We caution that SECURE compliance is something of a moving target. Given SECURE’s precipitous implementation schedule, new compliance issues with respect to plan administration are likely to emerge as sponsors, providers, and regulators begin working with the new rules.
For details on the SECURE provisions discussed, please see our article reviewing the new legislation.
Mandatory lifetime income disclosure
The new DC lifetime income disclosure requirement applies to benefit statements furnished more than 12 months after DOL issues rules as to how “lifetime income streams” are to be determined and model notices. Sponsors will want to follow (and where appropriate submit comments on) DOL’s regulatory process in this regard.
DC annuity safe harbor
The DC annuity safe harbor is generally effective as of the date of enactment. Sponsors considering the inclusion of an annuity distribution option will want to review the new safe harbor to determine if it addresses their concerns.

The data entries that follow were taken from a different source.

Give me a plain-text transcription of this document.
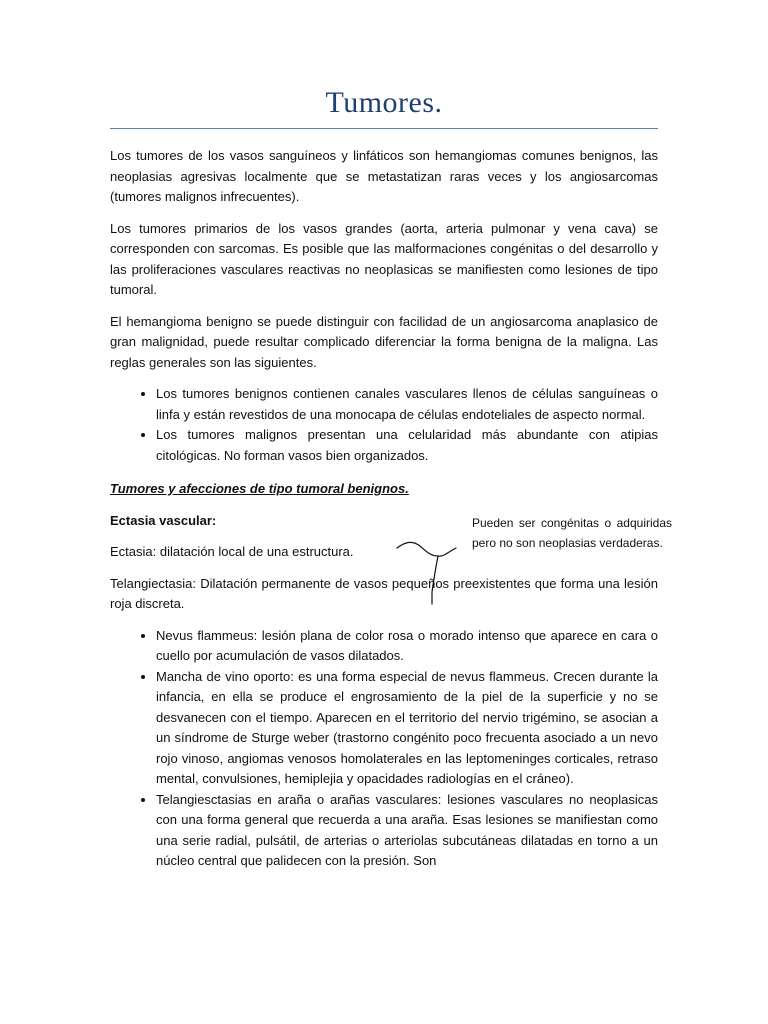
Tumores.

Los tumores de los vasos sanguíneos y linfáticos son hemangiomas comunes benignos, las neoplasias agresivas localmente que se metastatizan raras veces y los angiosarcomas (tumores malignos infrecuentes).

Los tumores primarios de los vasos grandes (aorta, arteria pulmonar y vena cava) se corresponden con sarcomas. Es posible que las malformaciones congénitas o del desarrollo y las proliferaciones vasculares reactivas no neoplasicas se manifiesten como lesiones de tipo tumoral.

El hemangioma benigno se puede distinguir con facilidad de un angiosarcoma anaplasico de gran malignidad, puede resultar complicado diferenciar la forma benigna de la maligna. Las reglas generales son las siguientes.

• Los tumores benignos contienen canales vasculares llenos de células sanguíneas o linfa y están revestidos de una monocapa de células endoteliales de aspecto normal.
• Los tumores malignos presentan una celularidad más abundante con atipias citológicas. No forman vasos bien organizados.

Tumores y afecciones de tipo tumoral benignos.

Ectasia vascular:

Ectasia: dilatación local de una estructura.

Telangiectasia: Dilatación permanente de vasos pequeños preexistentes que forma una lesión roja discreta.

• Nevus flammeus: lesión plana de color rosa o morado intenso que aparece en cara o cuello por acumulación de vasos dilatados.
• Mancha de vino oporto: es una forma especial de nevus flammeus. Crecen durante la infancia, en ella se produce el engrosamiento de la piel de la superficie y no se desvanecen con el tiempo. Aparecen en el territorio del nervio trigémino, se asocian a un síndrome de Sturge weber (trastorno congénito poco frecuenta asociado a un nevo rojo vinoso, angiomas venosos homolaterales en las leptomeninges corticales, retraso mental, convulsiones, hemiplejia y opacidades radiologías en el cráneo).
• Telangiesctasias en araña o arañas vasculares: lesiones vasculares no neoplasicas con una forma general que recuerda a una araña. Esas lesiones se manifiestan como una serie radial, pulsátil, de arterias o arteriolas subcutáneas dilatadas en torno a un núcleo central que palidecen con la presión. Son
Pueden ser congénitas o adquiridas pero no son neoplasias verdaderas.
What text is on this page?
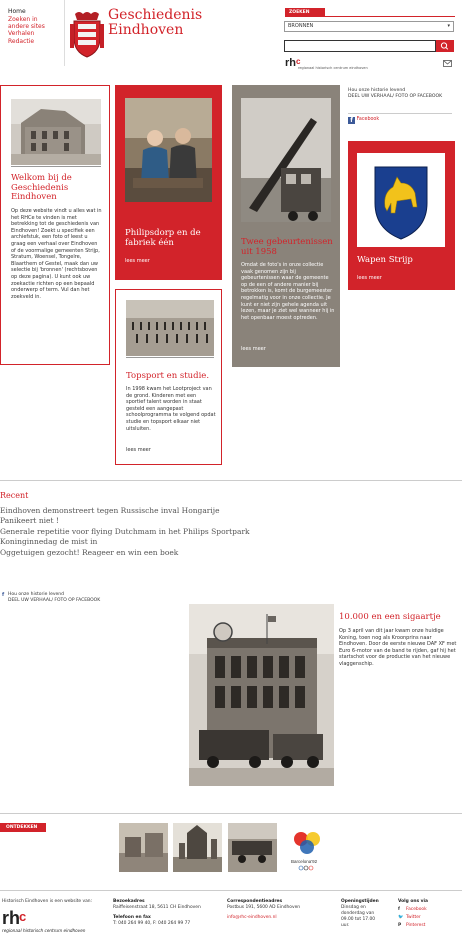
Home
Zoeken in andere sites
Verhalen
Redactie
Geschiedenis
Eindhoven
ZOEKEN
BRONNEN	▾
rh c
regionaal historisch centrum eindhoven
Welkom bij de Geschiedenis Eindhoven
Op deze website vindt u alles wat in het RHCe te vinden is met betrekking tot de geschiedenis van Eindhoven! Zoekt u specifiek een archiefstuk, een foto of leest u graag een verhaal over Eindhoven of de voormalige gemeenten Strijp, Stratum, Woensel, Tongelre, Blaarthem of Gestel, maak dan uw selectie bij 'bronnen' (rechtsboven op deze pagina). U kunt ook uw zoekactie richten op een bepaald onderwerp of term. Vul dan het zoekveld in.
Philipsdorp en de fabriek één
lees meer
Topsport en studie.
In 1998 kwam het Lootproject van de grond. Kinderen met een sportief talent worden in staat gesteld een aangepast schoolprogramma te volgend opdat studie en topsport elkaar niet uitsluiten.
lees meer
Twee gebeurtenissen uit 1958
Omdat de foto's in onze collectie vaak genomen zijn bij gebeurtenissen waar de gemeente op de een of andere manier bij betrokken is, komt de burgemeester regelmatig voor in onze collectie. Je kunt er niet zijn gehele agenda uit lezen, maar je ziet wel wanneer hij in het openbaar moest optreden.
lees meer
Hou onze historie levend
DEEL UW VERHAAL/ FOTO OP FACEBOOK
f Facebook
Wapen Strijp
lees meer
Recent
Eindhoven demonstreert tegen Russische inval Hongarije
Panikeert niet !
Generale repetitie voor flying Dutchmam in het Philips Sportpark
Koninginnedag de mist in
Oggetuigen gezocht! Reageer en win een boek
f Hou onze historie levend
DEEL UW VERHAAL/ FOTO OP FACEBOOK
10.000 en een sigaartje
Op 3 april van dit jaar kwam onze huidige Koning, toen nog als Kroonprins naar Eindhoven. Door de eerste nieuwe DAF XF met Euro 6-motor van de band te rijden, gaf hij het startschot voor de productie van het nieuwe vlaggenschip.
ONTDEKKEN
Barcelona'92
Historisch Eindhoven is een website van:
rh c
regionaal historisch centrum eindhoven
Bezoekadres
Raiffeisenstraat 18, 5611 CH Eindhoven
Telefoon en fax
T: 040 264 99 40, F: 040 264 99 77
Correspondentieadres
Postbus 191, 5600 AD Eindhoven
info@rhc-eindhoven.nl
Openingstijden
Dinsdag en donderdag van 09.00 tot 17.00 uur.
Volg ons via
f Facebook
🐦 Twitter
P Pinterest
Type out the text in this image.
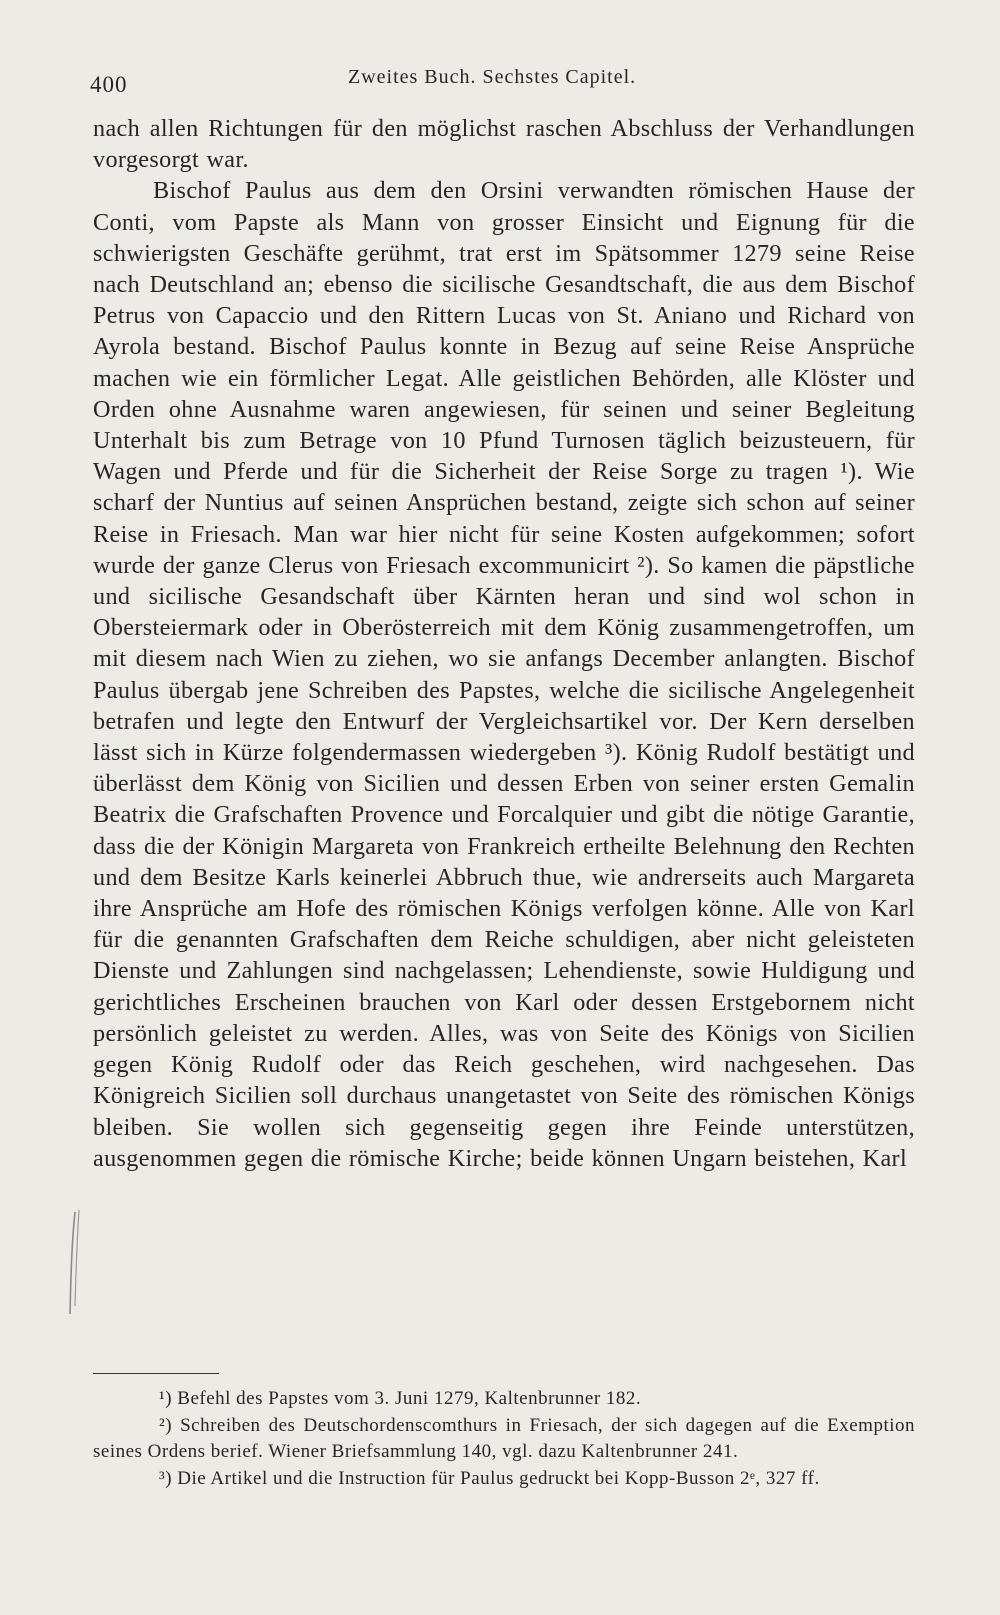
400	Zweites Buch. Sechstes Capitel.

nach allen Richtungen für den möglichst raschen Abschluss der Verhandlungen vorgesorgt war.

Bischof Paulus aus dem den Orsini verwandten römischen Hause der Conti, vom Papste als Mann von grosser Einsicht und Eignung für die schwierigsten Geschäfte gerühmt, trat erst im Spätsommer 1279 seine Reise nach Deutschland an; ebenso die sicilische Gesandtschaft, die aus dem Bischof Petrus von Capaccio und den Rittern Lucas von St. Aniano und Richard von Ayrola bestand. Bischof Paulus konnte in Bezug auf seine Reise Ansprüche machen wie ein förmlicher Legat. Alle geistlichen Behörden, alle Klöster und Orden ohne Ausnahme waren angewiesen, für seinen und seiner Begleitung Unterhalt bis zum Betrage von 10 Pfund Turnosen täglich beizusteuern, für Wagen und Pferde und für die Sicherheit der Reise Sorge zu tragen ¹). Wie scharf der Nuntius auf seinen Ansprüchen bestand, zeigte sich schon auf seiner Reise in Friesach. Man war hier nicht für seine Kosten aufgekommen; sofort wurde der ganze Clerus von Friesach excommunicirt ²). So kamen die päpstliche und sicilische Gesandschaft über Kärnten heran und sind wol schon in Obersteiermark oder in Oberösterreich mit dem König zusammengetroffen, um mit diesem nach Wien zu ziehen, wo sie anfangs December anlangten. Bischof Paulus übergab jene Schreiben des Papstes, welche die sicilische Angelegenheit betrafen und legte den Entwurf der Vergleichsartikel vor. Der Kern derselben lässt sich in Kürze folgendermassen wiedergeben ³). König Rudolf bestätigt und überlässt dem König von Sicilien und dessen Erben von seiner ersten Gemalin Beatrix die Grafschaften Provence und Forcalquier und gibt die nötige Garantie, dass die der Königin Margareta von Frankreich ertheilte Belehnung den Rechten und dem Besitze Karls keinerlei Abbruch thue, wie andrerseits auch Margareta ihre Ansprüche am Hofe des römischen Königs verfolgen könne. Alle von Karl für die genannten Grafschaften dem Reiche schuldigen, aber nicht geleisteten Dienste und Zahlungen sind nachgelassen; Lehendienste, sowie Huldigung und gerichtliches Erscheinen brauchen von Karl oder dessen Erstgebornem nicht persönlich geleistet zu werden. Alles, was von Seite des Königs von Sicilien gegen König Rudolf oder das Reich geschehen, wird nachgesehen. Das Königreich Sicilien soll durchaus unangetastet von Seite des römischen Königs bleiben. Sie wollen sich gegenseitig gegen ihre Feinde unterstützen, ausgenommen gegen die römische Kirche; beide können Ungarn beistehen, Karl

¹) Befehl des Papstes vom 3. Juni 1279, Kaltenbrunner 182.

²) Schreiben des Deutschordenscomthurs in Friesach, der sich dagegen auf die Exemption seines Ordens berief. Wiener Briefsammlung 140, vgl. dazu Kaltenbrunner 241.

³) Die Artikel und die Instruction für Paulus gedruckt bei Kopp-Busson 2ᵉ, 327 ff.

Increase the mandatory distribution age to 72
The increase in the mandatory distribution age to 72 is effective for 2020 and only applies to individuals who attain age 701⁄2 in 2020 or later. Thus, the change does not apply to an individual who attained 70 1/2 in 2019 and is only 71 in 2020. Sponsors will want to consult with their recordkeepers/administrators to implement this change. At least one immediate compliance issue likely to require further guidance has been identified with respect to this change: distributions to persons turning 70 1/2 in 2020 will not be “required minimum distributions” and will therefore be subject to different income tax withholding rules. Revision of systems to reflect this change will in many cases not be immediate.
Closed group nondiscrimination relief
Closed group nondiscrimination relief – allowing DB plans that meet certain conditions to be aggregated with DC plans and tested on a benefit accruals basis, without having to satisfy a (burdensome) “gateway” test – is generally effective as of the date of enactment. SECURE includes, however, “special rules” allowing the sponsor to elect: (1) to have the SECURE nondiscrimination relief apply years beginning in 2014; and (2) to reinstate (in certain circumstances) benefit accruals, and/or benefits, rights, and features, that (before the SECURE date of enactment) had been eliminated for a closed class.
IRS has been providing, on a temporary basis, limited nondiscrimination relief for closed groups.
Sponsors with closed group issues will want to review whether to adopt a pre-SECURE-enactment effective date and whether the relief for reinstatement of benefits might apply. They will also want to consult with their actuary about compliance with the new rules generally.
Elimination of certain “stretch” payments to beneficiaries under DC plans
SECURE’s new requirement that payments under DC plans (and IRAs) be made (subject to certain exceptions) within 10 years of the participant’s death generally applies to distributions with respect to employees who die in 2020 or after. There is an exception for certain binding annuity contracts.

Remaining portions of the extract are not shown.